Please understand, ink and space is limited when a book is put together. Paizo has to choose carefully what they put in as apposed to data overload. As a player, the reason I bought the Bestiary 5 is the monstrous humanoids, humanoids and undead.
Those are the beasties I can turn into and keep my armor, sword and the like when I change shape. Polymorph is like gas on a camp fire in a fight. Getting larger and having multiple arms creates options. You can carry a reach weapon and a melee weapon to threaten all squares you threaten. For changing shape to a larger creature, increasing to a size large creature gives a +1 to attack with CMB against CMD unlike a -2 to attack AC. For turning into a size Huge creature, a +2 is given to attack CMD with CMB. Sunder, Trip, Grapple, Reposition and the like are incredibly successful on low rolls.
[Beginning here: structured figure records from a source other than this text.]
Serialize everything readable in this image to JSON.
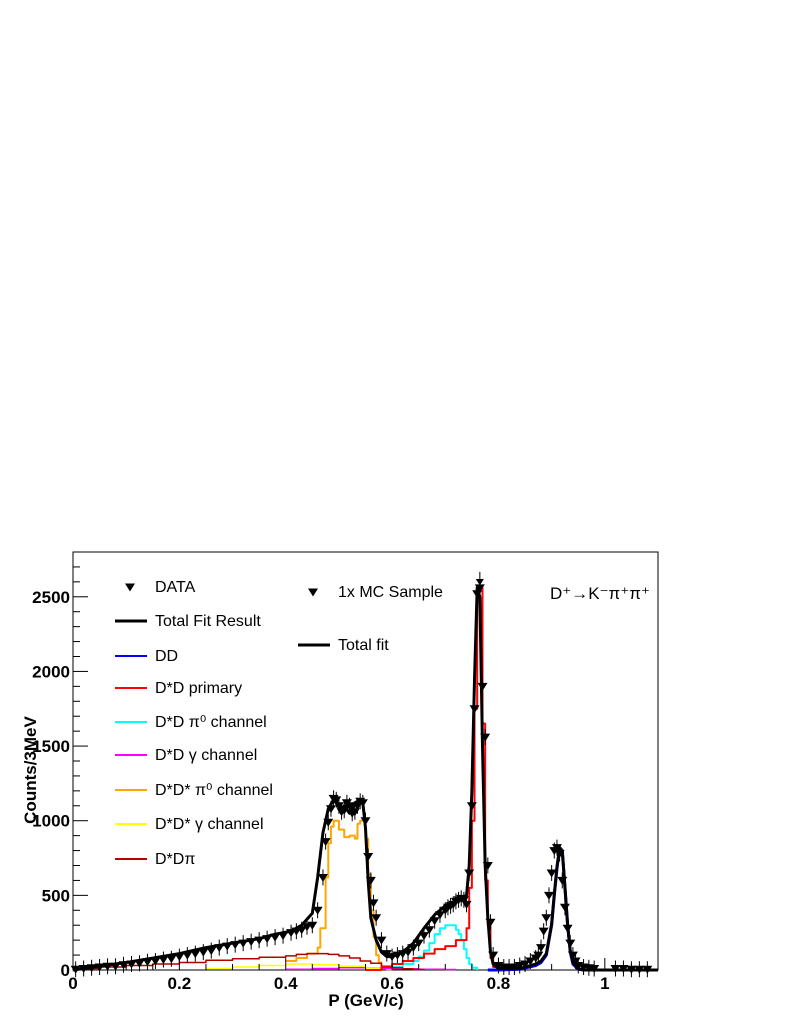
{
  "chart_data": {
    "type": "line",
    "xlabel": "P (GeV/c)",
    "ylabel": "Counts/3MeV",
    "xlim": [
      0,
      1.1
    ],
    "ylim": [
      0,
      2800
    ],
    "x_ticks": [
      0,
      0.2,
      0.4,
      0.6,
      0.8,
      1
    ],
    "x_tick_labels": [
      "0",
      "0.2",
      "0.4",
      "0.6",
      "0.8",
      "1"
    ],
    "y_ticks": [
      0,
      500,
      1000,
      1500,
      2000,
      2500
    ],
    "y_tick_labels": [
      "0",
      "500",
      "1000",
      "1500",
      "2000",
      "2500"
    ],
    "grid": false,
    "annotation": "D⁺→K⁻π⁺π⁺",
    "legend_left": [
      {
        "label": "DATA",
        "color": "#000000",
        "style": "marker"
      },
      {
        "label": "Total Fit Result",
        "color": "#000000",
        "style": "line"
      },
      {
        "label": "DD",
        "color": "#0000ff",
        "style": "line"
      },
      {
        "label": "D*D primary",
        "color": "#ff0000",
        "style": "line"
      },
      {
        "label": "D*D π⁰ channel",
        "color": "#00ffff",
        "style": "line"
      },
      {
        "label": "D*D γ channel",
        "color": "#ff00ff",
        "style": "line"
      },
      {
        "label": "D*D* π⁰ channel",
        "color": "#ffa500",
        "style": "line"
      },
      {
        "label": "D*D* γ channel",
        "color": "#ffff00",
        "style": "line"
      },
      {
        "label": "D*Dπ",
        "color": "#b30000",
        "style": "line"
      }
    ],
    "legend_right": [
      {
        "label": "1x MC Sample",
        "color": "#000000",
        "style": "marker"
      },
      {
        "label": "Total fit",
        "color": "#000000",
        "style": "line"
      }
    ],
    "series": [
      {
        "key": "dstardstar_pi0",
        "color": "#ffa500",
        "width": 2,
        "step": true,
        "x": [
          0.4,
          0.42,
          0.44,
          0.46,
          0.465,
          0.475,
          0.48,
          0.485,
          0.49,
          0.495,
          0.5,
          0.51,
          0.52,
          0.53,
          0.535,
          0.54,
          0.545,
          0.55,
          0.555,
          0.56,
          0.565,
          0.57,
          0.575,
          0.58,
          0.59,
          0.6
        ],
        "y": [
          60,
          80,
          110,
          150,
          280,
          620,
          850,
          960,
          1000,
          1000,
          940,
          890,
          900,
          880,
          980,
          1000,
          1000,
          880,
          640,
          400,
          220,
          100,
          50,
          20,
          5,
          0
        ]
      },
      {
        "key": "dstard_pi0",
        "color": "#00ffff",
        "width": 2,
        "step": true,
        "x": [
          0.55,
          0.6,
          0.62,
          0.64,
          0.65,
          0.66,
          0.67,
          0.68,
          0.69,
          0.7,
          0.71,
          0.72,
          0.725,
          0.73,
          0.735,
          0.74,
          0.745,
          0.75,
          0.76
        ],
        "y": [
          10,
          20,
          40,
          60,
          90,
          130,
          180,
          240,
          280,
          300,
          300,
          270,
          240,
          200,
          140,
          80,
          40,
          15,
          0
        ]
      },
      {
        "key": "dstard_gamma",
        "color": "#ff00ff",
        "width": 1.5,
        "step": true,
        "x": [
          0.4,
          0.45,
          0.5,
          0.55,
          0.6,
          0.65,
          0.7,
          0.72
        ],
        "y": [
          5,
          10,
          15,
          12,
          8,
          5,
          3,
          0
        ]
      },
      {
        "key": "dstardstar_gamma",
        "color": "#ffff00",
        "width": 1.5,
        "step": true,
        "x": [
          0.25,
          0.3,
          0.35,
          0.4,
          0.45,
          0.5,
          0.55,
          0.58
        ],
        "y": [
          10,
          20,
          30,
          40,
          35,
          25,
          10,
          0
        ]
      },
      {
        "key": "dstar_d_pi",
        "color": "#b30000",
        "width": 1.5,
        "step": true,
        "x": [
          0.0,
          0.05,
          0.1,
          0.15,
          0.2,
          0.25,
          0.3,
          0.35,
          0.4,
          0.42,
          0.44,
          0.46,
          0.48,
          0.5,
          0.52,
          0.54,
          0.56,
          0.58,
          0.6,
          0.62,
          0.64,
          0.66
        ],
        "y": [
          10,
          20,
          30,
          40,
          50,
          65,
          75,
          85,
          95,
          105,
          110,
          110,
          105,
          95,
          80,
          60,
          45,
          25,
          15,
          8,
          3,
          0
        ]
      },
      {
        "key": "dstard_primary",
        "color": "#ff0000",
        "width": 2,
        "step": true,
        "x": [
          0.55,
          0.58,
          0.6,
          0.62,
          0.64,
          0.66,
          0.68,
          0.7,
          0.72,
          0.74,
          0.745,
          0.75,
          0.755,
          0.76,
          0.765,
          0.77,
          0.775,
          0.78,
          0.785,
          0.79,
          0.8,
          0.82
        ],
        "y": [
          0,
          20,
          40,
          60,
          80,
          110,
          140,
          160,
          200,
          280,
          550,
          1000,
          1750,
          2550,
          2560,
          1650,
          600,
          300,
          80,
          20,
          5,
          0
        ]
      },
      {
        "key": "dd",
        "color": "#0000ff",
        "width": 3,
        "step": false,
        "x": [
          0.78,
          0.8,
          0.84,
          0.87,
          0.88,
          0.89,
          0.9,
          0.905,
          0.91,
          0.915,
          0.92,
          0.925,
          0.93,
          0.935,
          0.94,
          0.95,
          0.96
        ],
        "y": [
          0,
          0,
          5,
          30,
          50,
          100,
          300,
          500,
          680,
          820,
          800,
          550,
          300,
          120,
          40,
          5,
          0
        ]
      },
      {
        "key": "total_fit",
        "color": "#000000",
        "width": 3,
        "step": false,
        "x": [
          0.0,
          0.03,
          0.06,
          0.1,
          0.15,
          0.2,
          0.25,
          0.3,
          0.35,
          0.38,
          0.41,
          0.43,
          0.45,
          0.46,
          0.47,
          0.48,
          0.49,
          0.5,
          0.505,
          0.51,
          0.52,
          0.525,
          0.53,
          0.54,
          0.545,
          0.55,
          0.555,
          0.56,
          0.57,
          0.58,
          0.59,
          0.6,
          0.62,
          0.64,
          0.66,
          0.68,
          0.7,
          0.72,
          0.74,
          0.745,
          0.75,
          0.755,
          0.76,
          0.765,
          0.77,
          0.775,
          0.78,
          0.785,
          0.79,
          0.8,
          0.82,
          0.84,
          0.87,
          0.88,
          0.89,
          0.9,
          0.905,
          0.91,
          0.915,
          0.92,
          0.925,
          0.93,
          0.935,
          0.94,
          0.95,
          0.96,
          1.0,
          1.1
        ],
        "y": [
          0,
          15,
          30,
          50,
          80,
          110,
          150,
          180,
          210,
          240,
          260,
          300,
          380,
          620,
          920,
          1080,
          1140,
          1110,
          1080,
          1100,
          1050,
          1080,
          1120,
          1140,
          1120,
          950,
          600,
          350,
          200,
          120,
          90,
          90,
          120,
          180,
          280,
          370,
          430,
          460,
          500,
          700,
          1200,
          1950,
          2560,
          2500,
          1500,
          700,
          350,
          120,
          40,
          10,
          10,
          10,
          40,
          60,
          110,
          310,
          510,
          690,
          820,
          800,
          560,
          310,
          130,
          50,
          10,
          0,
          0,
          0
        ]
      }
    ],
    "data_points": {
      "x": [
        0.005,
        0.02,
        0.035,
        0.05,
        0.065,
        0.08,
        0.095,
        0.11,
        0.125,
        0.14,
        0.155,
        0.17,
        0.185,
        0.2,
        0.215,
        0.23,
        0.245,
        0.26,
        0.275,
        0.29,
        0.305,
        0.32,
        0.335,
        0.35,
        0.365,
        0.38,
        0.395,
        0.41,
        0.42,
        0.43,
        0.44,
        0.45,
        0.46,
        0.47,
        0.475,
        0.48,
        0.485,
        0.49,
        0.495,
        0.5,
        0.505,
        0.51,
        0.515,
        0.52,
        0.525,
        0.53,
        0.535,
        0.54,
        0.545,
        0.55,
        0.555,
        0.56,
        0.565,
        0.57,
        0.58,
        0.59,
        0.6,
        0.61,
        0.62,
        0.63,
        0.64,
        0.65,
        0.66,
        0.67,
        0.68,
        0.69,
        0.7,
        0.705,
        0.71,
        0.715,
        0.72,
        0.725,
        0.73,
        0.735,
        0.74,
        0.745,
        0.75,
        0.755,
        0.76,
        0.765,
        0.77,
        0.775,
        0.78,
        0.785,
        0.79,
        0.8,
        0.81,
        0.82,
        0.83,
        0.84,
        0.85,
        0.86,
        0.87,
        0.875,
        0.88,
        0.885,
        0.89,
        0.895,
        0.9,
        0.905,
        0.91,
        0.915,
        0.92,
        0.925,
        0.93,
        0.935,
        0.94,
        0.945,
        0.95,
        0.96,
        0.97,
        0.98,
        1.02,
        1.035,
        1.05,
        1.065,
        1.08
      ],
      "y": [
        5,
        10,
        15,
        20,
        25,
        25,
        35,
        40,
        45,
        55,
        60,
        70,
        75,
        90,
        100,
        110,
        120,
        130,
        150,
        160,
        170,
        180,
        190,
        200,
        210,
        220,
        230,
        250,
        260,
        270,
        290,
        300,
        400,
        620,
        860,
        990,
        1080,
        1150,
        1140,
        1100,
        1060,
        1070,
        1120,
        1100,
        1050,
        1060,
        1100,
        1130,
        1120,
        1000,
        760,
        600,
        450,
        350,
        200,
        110,
        90,
        100,
        110,
        120,
        150,
        180,
        230,
        270,
        330,
        370,
        400,
        420,
        430,
        440,
        460,
        470,
        480,
        470,
        440,
        650,
        1100,
        1750,
        2520,
        2560,
        1900,
        1560,
        700,
        320,
        100,
        30,
        20,
        20,
        20,
        30,
        40,
        60,
        80,
        100,
        150,
        260,
        350,
        500,
        650,
        800,
        820,
        780,
        600,
        420,
        280,
        180,
        100,
        60,
        30,
        20,
        15,
        10,
        10,
        10,
        5,
        5,
        5
      ]
    },
    "mc_points": {
      "x": [
        0.765
      ],
      "y": [
        2600
      ]
    }
  }
}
Not to mention the damage output increases along with reach in which creatures smaller than you can not take a free shot if they can not reach you when you provoke.
I like the layout of the book, the stats of the monsters fulfill roles that the other bestiary's do not completely fulfill. As a GM, ever since the first bestiary, the monsters are scarier and scarier as each Bestiary has come out. That means as a player or a GM, the fire power can be increased for the players and more fire power means more epic fights.
As a side note, I feel the story should propel the fights just like it should propel the role-playing, investigating or what not. I have noticed players like fire power. The more people play the more fire power the would like to have. Such increases means greater rules struggle. The more I play and understand chapter 8 of the core rule book, the more the rules become easier and that struggle has become less.